Communitarianism is a neo-Aristotelian philosophy that focuses on the common good and is concerned with the relationship between the good person or good citizen and the good of the community or society. As would be expected, it has much in common with other neo-Aristotelian approaches, such as casuistry and virtue ethics. Communitarianism is both a critique of the dominant Western ideology of liberal individualism and an orientation to ethical problem solving.
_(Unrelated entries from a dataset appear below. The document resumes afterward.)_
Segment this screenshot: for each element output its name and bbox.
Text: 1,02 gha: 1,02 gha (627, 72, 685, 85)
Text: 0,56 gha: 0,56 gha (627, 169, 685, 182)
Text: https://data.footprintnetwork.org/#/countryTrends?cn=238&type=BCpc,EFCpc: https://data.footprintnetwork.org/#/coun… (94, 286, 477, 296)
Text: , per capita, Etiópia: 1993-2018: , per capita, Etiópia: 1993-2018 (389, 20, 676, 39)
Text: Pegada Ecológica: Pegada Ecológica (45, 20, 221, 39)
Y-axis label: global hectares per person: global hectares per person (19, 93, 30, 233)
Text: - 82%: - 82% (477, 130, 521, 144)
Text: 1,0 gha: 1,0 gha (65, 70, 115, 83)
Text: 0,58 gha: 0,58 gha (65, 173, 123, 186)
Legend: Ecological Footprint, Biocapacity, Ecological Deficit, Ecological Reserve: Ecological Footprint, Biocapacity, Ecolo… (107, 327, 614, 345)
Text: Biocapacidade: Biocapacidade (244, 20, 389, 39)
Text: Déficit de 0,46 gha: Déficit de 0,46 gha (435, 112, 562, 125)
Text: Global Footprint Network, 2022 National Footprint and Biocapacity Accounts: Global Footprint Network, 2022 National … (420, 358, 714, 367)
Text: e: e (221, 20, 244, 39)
Communitarians often argue that the notion of human nature and the concept of the self behind liberalism are insufficient to make possible a shared common understanding of values among members of society. Similarly, communitarians sometimes argue that liberal society is committed to neutrality toward all notions of the good life, and thereby cannot adequately address ethical issues. As a result, communitarians often stress an orientation toward ethical questions that relies on the establishment, or re-establishment, of a shared common understanding, a shared notion of the good life, or a shared notion of the self.
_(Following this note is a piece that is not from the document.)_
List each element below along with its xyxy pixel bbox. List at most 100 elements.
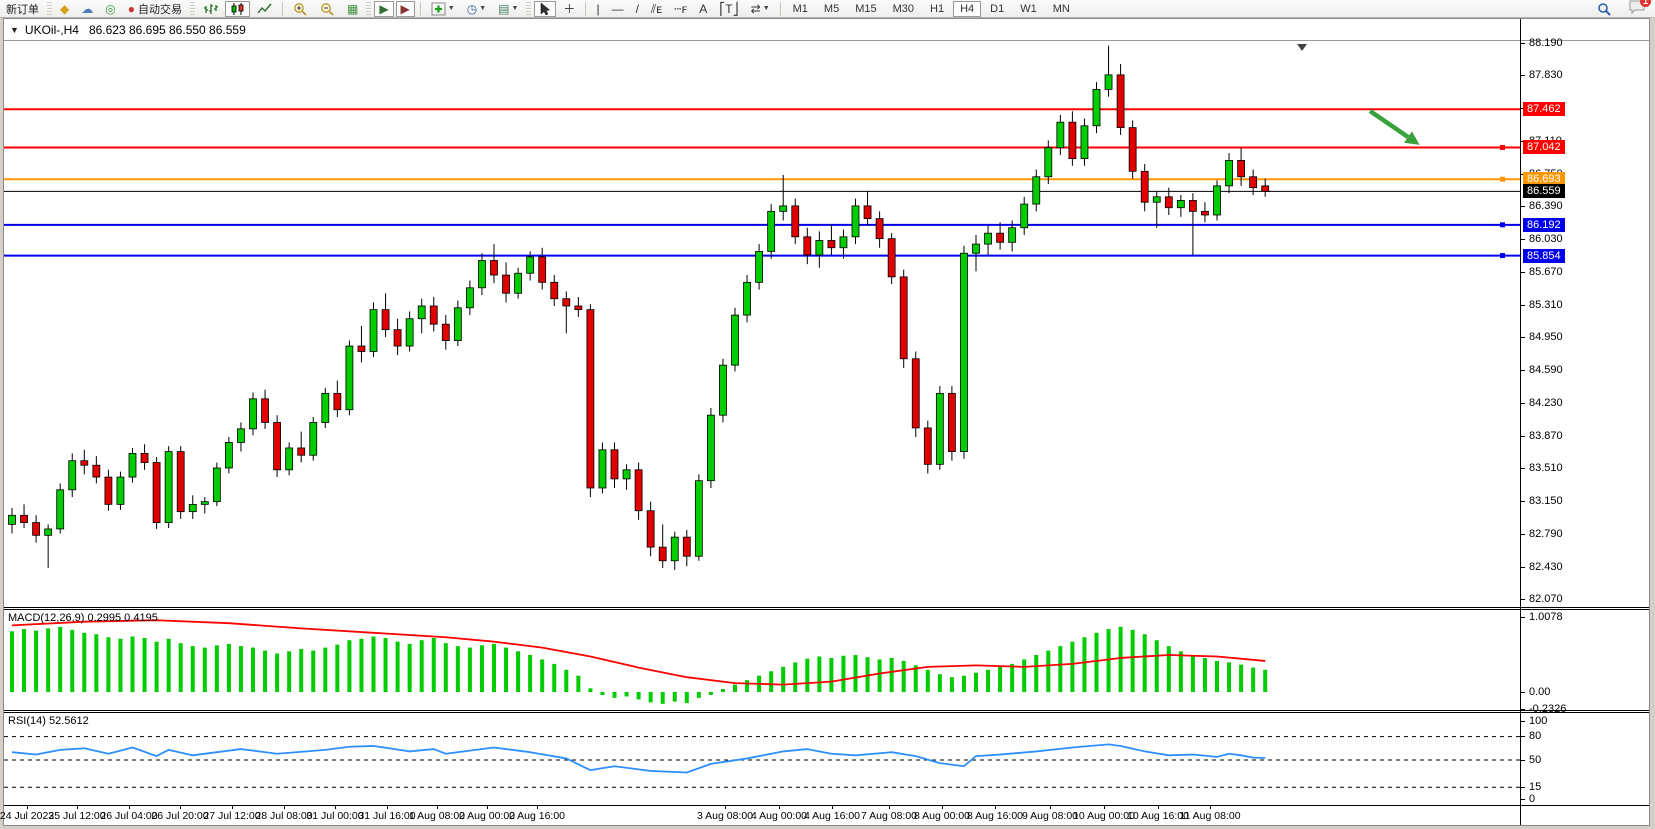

Only a few bioethicists have openly embraced the communitarian label in their writings (Emanuel; Brennan; Loewy; Nelson; Callahan, 1996; Kuczewski, 1997). However, much work in bioethics shares community-oriented assumptions—that healthcare is special and different from market commodities, for example (Daniels), and may be seen as a good that is part of the common good (even by those who do not embrace communitarianism in other spheres of distributive justice) (Jecker and Jonsen). Similarly, many writers take relationships as the starting point of their ethic, rather than the individual (Murray).

Furthermore, even if society tries to remain neutral toward visions of the good life, ethical issues arise within the context of healthcare and require that the public institutions that provide medical treatment and conduct biomedical research somehow address such ethical dilemmas. As a result, pragmatists such as Jonathan Moreno embrace communitarian strands of thought in an effort to resolve such questions through the production of consensus (e.g., the creation of shared common understandings) (Moreno).